Un homme de 24 ans a été incarcéré après la découverte de huit kilos de cocaïne dans un logement de Basse-Goulaine (Loire-Atlantique), annonce Ouest France. L’intervention des gendarmes, menée lundi 1er juin, s’inscrivait initialement dans le cadre d’une enquête financière, mais a révélé un important trafic de stupéfiants.
Ce qu'il faut retenir
- 8 kg de cocaïne saisis lors d’une perquisition à Basse-Goulaine (Loire-Atlantique), le 1er juin 2026
- Une intervention initialement liée à une affaire financière qui a mené à cette découverte inattendue
- Un homme de 24 ans placé en incarcération et mis en examen pour trafic de stupéfiants
- Les gendarmes ont agi dans le cadre de leurs missions de lutte contre les trafics illicites
Une perquisition qui révèle un trafic majeur
Les militaires du groupement de gendarmerie départementale de Loire-Atlantique effectuaient une perquisition dans un logement situé à Basse-Goulaine, une commune limitrophe de Nantes, le 1er juin 2026. Leur mission initiale portait sur une enquête financière, sans lien apparent avec le trafic de drogue. C’est lors de cette intervention qu’ils ont découvert huit kilos de poudre blanche, identifiée ultérieurement comme de la cocaïne.
Cette saisie, d’un montant estimé à plusieurs centaines de milliers d’euros sur le marché illicite, illustre l’ampleur des réseaux criminels actifs dans la région. Selon les premiers éléments de l’enquête, la cocaïne aurait été dissimulée dans des colis ou des cachettes aménagées dans le logement.

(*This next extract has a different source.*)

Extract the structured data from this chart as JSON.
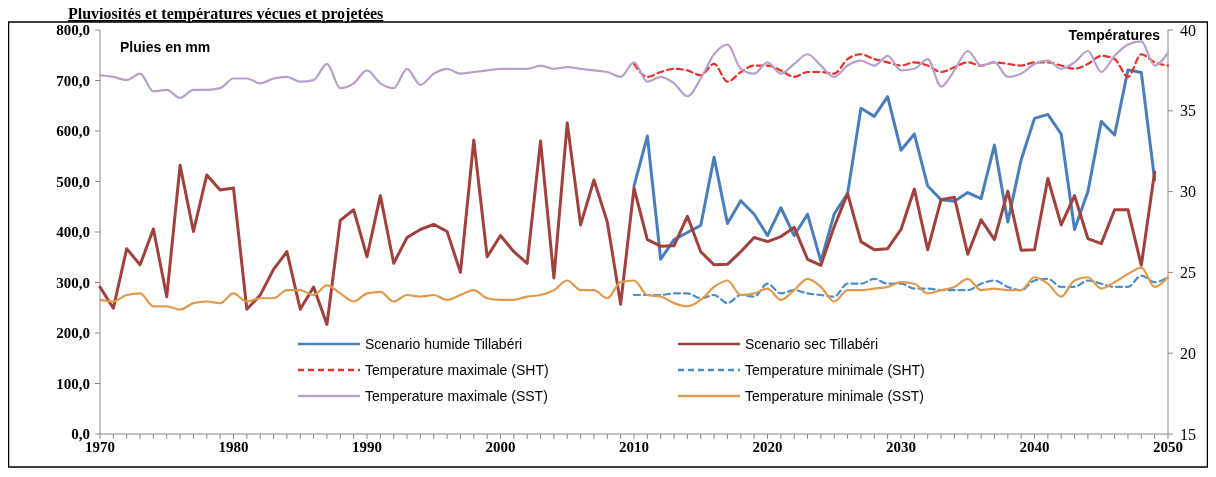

Les gendarmes ont immédiatement saisi la marchandise et sécurisé les lieux en attendant les renforts spécialisés.
Un suspect de 24 ans mis en examen pour trafic de stupéfiants
Les enquêteurs ont rapidement identifié un habitant des lieux, un homme de 24 ans, comme étant le principal suspect. Placé en garde à vue dès le jour de l’intervention, il a été présenté au parquet de Nantes dans la journée. Le procureur de la République a requis son placement en détention provisoire, une décision confirmée par le juge des libertés et de la détention (JLD).
Selon les premières déclarations des autorités judiciaires, l’homme a reconnu être en possession de la cocaïne et a indiqué l’avoir achetée pour la revendre. Son profil et ses antécédents judiciaires, notamment en matière de stupéfiants, seront examinés dans le cadre de la procédure. Les enquêteurs tentent désormais de remonter la filière pour identifier d’éventuels complices ou fournisseurs.
Une opération qui s’inscrit dans la lutte contre les trafics en Loire-Atlantique
Cette saisie s’ajoute à une série d’interventions menées par les forces de l’ordre dans la région pour démanteler les réseaux de trafic de drogue. Basse-Goulaine et ses alentours, situés à proximité de Nantes, constituent des zones de passage et de revente importantes pour les stupéfiants en provenance d’Espagne ou d’Amérique du Sud.
Les gendarmes du peloton de surveillance et d’intervention de la gendarmerie (PSIG) de Nantes, appuyés par les unités spécialisées, multiplient les opérations ciblées. En 2025, plus de 500 kg de cocaïne avaient été saisis en Loire-Atlantique, selon les bilans officiels. Cette nouvelle saisie renforce la pression sur les trafiquants et confirme la priorité accordée par les autorités à la lutte contre le narcotrafic.
Cette affaire rappelle l’importance des opérations de perquisition ciblées, qui permettent parfois de mettre au jour des trafics insoupçonnés. Les autorités rappellent que la lutte contre le trafic de stupéfiants reste une priorité absolue pour garantir la sécurité des habitants.
Le trafic de stupéfiants est passible de dix ans d’emprisonnement et 750 000 euros d’amende pour les personnes majeures, selon l’article 222-37 du code pénal. En cas de circonstances aggravantes (bande organisée, importation, etc.), les peines peuvent aller jusqu’à 30 ans de réclusion et 800 000 euros d’amende.